The question facing these nations is whether they can maintain Cuban partnerships while preserving US relationships. The answer appears to be no, at least not without significant political cost.
Who Pays When Healthcare Becomes Leverage
The Trump administration wants to stop Cuban doctors from serving abroad, viewing the missions as a revenue stream that props up a government Washington opposes. That goal may succeed. Cuba's economic crisis makes sustaining overseas missions harder, and diplomatic pressure is forcing partner nations to choose sides.
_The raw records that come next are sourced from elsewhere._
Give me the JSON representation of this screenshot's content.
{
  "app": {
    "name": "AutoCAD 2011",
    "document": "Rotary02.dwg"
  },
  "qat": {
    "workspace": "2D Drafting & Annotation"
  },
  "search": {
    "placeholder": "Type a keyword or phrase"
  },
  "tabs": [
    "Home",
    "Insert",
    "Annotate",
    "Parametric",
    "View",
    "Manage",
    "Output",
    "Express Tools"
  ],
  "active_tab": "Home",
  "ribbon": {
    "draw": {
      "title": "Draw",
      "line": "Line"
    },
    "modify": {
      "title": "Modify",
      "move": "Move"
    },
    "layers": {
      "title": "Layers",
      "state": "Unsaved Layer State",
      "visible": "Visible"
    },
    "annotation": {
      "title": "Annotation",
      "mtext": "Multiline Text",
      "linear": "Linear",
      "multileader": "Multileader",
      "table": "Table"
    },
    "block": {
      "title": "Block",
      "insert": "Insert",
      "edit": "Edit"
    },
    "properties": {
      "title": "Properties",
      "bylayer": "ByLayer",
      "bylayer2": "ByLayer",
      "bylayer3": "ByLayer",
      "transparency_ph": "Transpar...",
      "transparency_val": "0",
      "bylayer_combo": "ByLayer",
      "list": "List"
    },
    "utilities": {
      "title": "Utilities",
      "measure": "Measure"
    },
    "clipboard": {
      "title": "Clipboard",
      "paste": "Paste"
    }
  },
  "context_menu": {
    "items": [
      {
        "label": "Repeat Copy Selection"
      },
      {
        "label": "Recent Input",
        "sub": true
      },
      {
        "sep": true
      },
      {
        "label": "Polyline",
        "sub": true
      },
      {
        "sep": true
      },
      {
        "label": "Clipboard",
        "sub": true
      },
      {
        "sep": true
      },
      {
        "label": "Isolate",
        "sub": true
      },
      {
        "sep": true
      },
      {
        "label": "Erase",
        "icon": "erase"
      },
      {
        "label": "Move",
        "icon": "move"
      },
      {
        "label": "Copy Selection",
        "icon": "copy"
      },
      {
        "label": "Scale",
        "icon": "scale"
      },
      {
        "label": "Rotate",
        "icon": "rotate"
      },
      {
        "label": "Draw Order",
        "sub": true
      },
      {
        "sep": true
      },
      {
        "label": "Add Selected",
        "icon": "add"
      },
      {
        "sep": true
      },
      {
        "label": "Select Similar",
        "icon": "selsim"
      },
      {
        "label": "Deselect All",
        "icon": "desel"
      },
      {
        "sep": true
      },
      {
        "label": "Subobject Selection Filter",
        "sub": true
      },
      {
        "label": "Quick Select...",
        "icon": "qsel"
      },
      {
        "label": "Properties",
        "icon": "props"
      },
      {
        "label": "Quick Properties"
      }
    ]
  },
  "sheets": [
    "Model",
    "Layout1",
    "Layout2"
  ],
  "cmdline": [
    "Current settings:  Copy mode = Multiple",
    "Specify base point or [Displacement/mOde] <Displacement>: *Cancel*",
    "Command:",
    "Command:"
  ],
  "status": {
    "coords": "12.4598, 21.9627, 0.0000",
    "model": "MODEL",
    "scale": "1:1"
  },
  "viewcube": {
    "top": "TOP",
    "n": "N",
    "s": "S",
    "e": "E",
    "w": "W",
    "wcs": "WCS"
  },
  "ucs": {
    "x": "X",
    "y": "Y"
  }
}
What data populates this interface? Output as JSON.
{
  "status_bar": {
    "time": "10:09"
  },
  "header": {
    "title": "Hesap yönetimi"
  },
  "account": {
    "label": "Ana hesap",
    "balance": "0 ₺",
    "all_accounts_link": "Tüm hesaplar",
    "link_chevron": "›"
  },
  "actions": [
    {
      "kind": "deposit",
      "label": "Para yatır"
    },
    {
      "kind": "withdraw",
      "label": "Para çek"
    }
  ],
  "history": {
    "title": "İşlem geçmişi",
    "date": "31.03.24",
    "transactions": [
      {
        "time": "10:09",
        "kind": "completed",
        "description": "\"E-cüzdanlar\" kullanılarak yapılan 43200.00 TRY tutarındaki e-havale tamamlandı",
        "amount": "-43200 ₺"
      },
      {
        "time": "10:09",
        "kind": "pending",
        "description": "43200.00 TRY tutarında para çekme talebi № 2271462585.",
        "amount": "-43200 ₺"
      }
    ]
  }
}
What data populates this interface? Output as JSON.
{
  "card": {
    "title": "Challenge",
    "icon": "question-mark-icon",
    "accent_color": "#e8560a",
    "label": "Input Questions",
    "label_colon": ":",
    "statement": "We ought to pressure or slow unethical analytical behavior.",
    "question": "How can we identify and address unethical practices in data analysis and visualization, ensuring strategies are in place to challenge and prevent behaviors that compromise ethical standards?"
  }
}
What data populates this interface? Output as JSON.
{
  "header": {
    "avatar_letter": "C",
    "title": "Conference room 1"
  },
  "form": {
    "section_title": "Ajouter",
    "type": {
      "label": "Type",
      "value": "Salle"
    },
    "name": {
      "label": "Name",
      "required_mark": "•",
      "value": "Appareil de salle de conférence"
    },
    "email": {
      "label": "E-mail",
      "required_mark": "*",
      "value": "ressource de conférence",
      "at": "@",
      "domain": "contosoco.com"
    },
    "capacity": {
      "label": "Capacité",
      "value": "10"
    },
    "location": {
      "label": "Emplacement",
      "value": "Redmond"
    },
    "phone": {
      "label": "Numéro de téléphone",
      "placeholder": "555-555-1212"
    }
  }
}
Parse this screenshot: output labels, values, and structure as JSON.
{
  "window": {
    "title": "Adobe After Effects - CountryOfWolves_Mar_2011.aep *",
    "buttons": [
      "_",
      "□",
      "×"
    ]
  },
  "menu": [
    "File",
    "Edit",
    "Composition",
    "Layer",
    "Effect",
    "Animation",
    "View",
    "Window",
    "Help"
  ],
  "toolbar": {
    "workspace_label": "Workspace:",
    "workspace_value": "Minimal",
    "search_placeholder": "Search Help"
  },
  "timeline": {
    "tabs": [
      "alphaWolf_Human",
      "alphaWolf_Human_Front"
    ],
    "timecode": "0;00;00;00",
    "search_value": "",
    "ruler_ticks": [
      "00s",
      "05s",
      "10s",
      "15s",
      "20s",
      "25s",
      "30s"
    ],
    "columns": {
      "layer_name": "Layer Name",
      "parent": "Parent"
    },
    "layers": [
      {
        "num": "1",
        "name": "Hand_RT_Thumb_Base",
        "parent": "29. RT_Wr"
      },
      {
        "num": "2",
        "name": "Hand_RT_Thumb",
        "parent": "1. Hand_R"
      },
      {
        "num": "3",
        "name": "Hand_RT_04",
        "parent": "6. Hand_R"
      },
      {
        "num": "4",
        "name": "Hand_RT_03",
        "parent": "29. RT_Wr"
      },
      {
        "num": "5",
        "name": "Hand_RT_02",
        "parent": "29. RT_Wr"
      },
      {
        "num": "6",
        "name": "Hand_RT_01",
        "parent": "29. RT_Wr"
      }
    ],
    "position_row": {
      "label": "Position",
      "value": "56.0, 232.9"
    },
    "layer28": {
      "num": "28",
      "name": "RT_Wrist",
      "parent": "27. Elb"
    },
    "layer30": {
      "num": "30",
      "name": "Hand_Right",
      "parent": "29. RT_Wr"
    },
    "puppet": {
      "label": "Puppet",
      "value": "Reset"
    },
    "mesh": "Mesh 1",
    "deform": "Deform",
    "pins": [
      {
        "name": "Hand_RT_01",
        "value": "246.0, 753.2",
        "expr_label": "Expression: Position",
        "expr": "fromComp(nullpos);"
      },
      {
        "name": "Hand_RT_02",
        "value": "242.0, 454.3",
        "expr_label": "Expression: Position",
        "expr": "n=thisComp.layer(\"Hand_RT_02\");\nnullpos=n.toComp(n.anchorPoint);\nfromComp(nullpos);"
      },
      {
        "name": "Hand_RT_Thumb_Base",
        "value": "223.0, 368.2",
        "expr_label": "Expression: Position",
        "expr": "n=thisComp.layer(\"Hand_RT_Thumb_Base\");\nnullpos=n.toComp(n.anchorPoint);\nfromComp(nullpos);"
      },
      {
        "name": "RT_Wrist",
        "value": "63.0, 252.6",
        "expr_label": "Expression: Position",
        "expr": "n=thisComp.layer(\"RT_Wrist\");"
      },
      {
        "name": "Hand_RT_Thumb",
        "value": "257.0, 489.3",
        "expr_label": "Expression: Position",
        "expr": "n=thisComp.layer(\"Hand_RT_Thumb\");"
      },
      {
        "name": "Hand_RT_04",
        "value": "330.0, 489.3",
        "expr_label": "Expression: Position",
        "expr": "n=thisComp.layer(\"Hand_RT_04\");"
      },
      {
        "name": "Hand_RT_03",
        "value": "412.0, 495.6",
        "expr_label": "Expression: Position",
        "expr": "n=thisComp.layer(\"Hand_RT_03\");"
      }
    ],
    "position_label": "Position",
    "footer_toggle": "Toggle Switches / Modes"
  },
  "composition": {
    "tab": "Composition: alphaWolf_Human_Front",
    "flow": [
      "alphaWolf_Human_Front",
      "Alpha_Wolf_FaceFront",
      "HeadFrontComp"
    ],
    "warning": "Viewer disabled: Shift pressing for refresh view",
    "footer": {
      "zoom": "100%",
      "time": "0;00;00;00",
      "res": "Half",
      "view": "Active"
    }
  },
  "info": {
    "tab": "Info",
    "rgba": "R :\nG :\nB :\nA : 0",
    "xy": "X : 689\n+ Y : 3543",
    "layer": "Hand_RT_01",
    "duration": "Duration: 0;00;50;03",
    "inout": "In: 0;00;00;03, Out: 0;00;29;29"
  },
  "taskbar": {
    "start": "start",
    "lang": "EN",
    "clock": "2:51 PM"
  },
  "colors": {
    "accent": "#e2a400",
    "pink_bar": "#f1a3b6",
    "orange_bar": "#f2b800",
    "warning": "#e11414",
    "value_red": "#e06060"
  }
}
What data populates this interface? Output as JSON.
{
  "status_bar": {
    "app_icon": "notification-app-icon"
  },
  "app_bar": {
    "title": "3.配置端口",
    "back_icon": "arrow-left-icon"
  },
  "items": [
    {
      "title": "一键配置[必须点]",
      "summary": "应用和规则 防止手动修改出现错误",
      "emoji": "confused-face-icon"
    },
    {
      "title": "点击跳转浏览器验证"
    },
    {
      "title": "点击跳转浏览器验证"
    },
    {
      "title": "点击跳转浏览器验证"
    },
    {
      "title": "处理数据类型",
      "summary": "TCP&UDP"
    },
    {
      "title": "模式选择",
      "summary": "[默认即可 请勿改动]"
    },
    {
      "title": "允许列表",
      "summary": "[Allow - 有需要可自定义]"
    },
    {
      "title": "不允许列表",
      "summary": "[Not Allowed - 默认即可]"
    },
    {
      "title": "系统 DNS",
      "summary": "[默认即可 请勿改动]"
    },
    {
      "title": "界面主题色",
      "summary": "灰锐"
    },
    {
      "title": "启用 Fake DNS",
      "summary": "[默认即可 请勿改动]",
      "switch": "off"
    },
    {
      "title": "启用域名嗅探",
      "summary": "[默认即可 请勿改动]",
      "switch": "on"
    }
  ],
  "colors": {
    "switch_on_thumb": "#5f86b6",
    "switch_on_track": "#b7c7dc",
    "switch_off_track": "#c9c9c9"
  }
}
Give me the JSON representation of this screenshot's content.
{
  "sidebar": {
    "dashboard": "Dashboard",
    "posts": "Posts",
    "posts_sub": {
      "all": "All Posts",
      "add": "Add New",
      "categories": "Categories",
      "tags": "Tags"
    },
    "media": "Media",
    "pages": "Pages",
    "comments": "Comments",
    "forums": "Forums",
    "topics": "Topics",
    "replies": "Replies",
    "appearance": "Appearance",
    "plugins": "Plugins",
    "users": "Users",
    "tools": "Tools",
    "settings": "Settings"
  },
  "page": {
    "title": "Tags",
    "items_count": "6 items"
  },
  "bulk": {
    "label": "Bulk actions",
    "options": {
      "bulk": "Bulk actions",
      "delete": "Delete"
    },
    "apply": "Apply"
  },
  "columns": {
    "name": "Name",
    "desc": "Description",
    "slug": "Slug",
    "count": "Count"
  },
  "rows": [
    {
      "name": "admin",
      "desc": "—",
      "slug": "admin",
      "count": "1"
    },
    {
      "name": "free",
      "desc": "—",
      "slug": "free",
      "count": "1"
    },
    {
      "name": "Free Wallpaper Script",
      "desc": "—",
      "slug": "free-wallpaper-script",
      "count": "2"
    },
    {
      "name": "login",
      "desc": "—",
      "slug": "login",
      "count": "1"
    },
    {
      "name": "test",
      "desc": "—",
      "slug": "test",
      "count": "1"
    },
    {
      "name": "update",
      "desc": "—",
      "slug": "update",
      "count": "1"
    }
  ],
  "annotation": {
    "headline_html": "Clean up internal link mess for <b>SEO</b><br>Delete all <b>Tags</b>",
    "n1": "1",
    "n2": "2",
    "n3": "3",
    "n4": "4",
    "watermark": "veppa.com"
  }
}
But ending the missions doesn't solve the underlying problem that created them: developing nations lack sufficient healthcare workers, particularly in rural areas. Guatemala won't suddenly produce 333 doctors willing to work in remote clinics because the Cuban program ends. Jamaica won't either. The market failure that made Cuban doctors attractive persists.
The irony is that both governments, Havana and Washington, claim to be acting in doctors' and patients' interests. Cuba frames medical missions as internationalist solidarity. The US frames pressure to end them as liberating exploited workers. Neither framework accounts for the Guatemalan patient who loses access to primary care, or the Cuban doctor recalled to an island where hospitals lack electricity.
The doctors caught between two governments, and the patients who depend on them, aren't abstractions in a geopolitical chess match. They're the people who pay when healthcare becomes a weapon.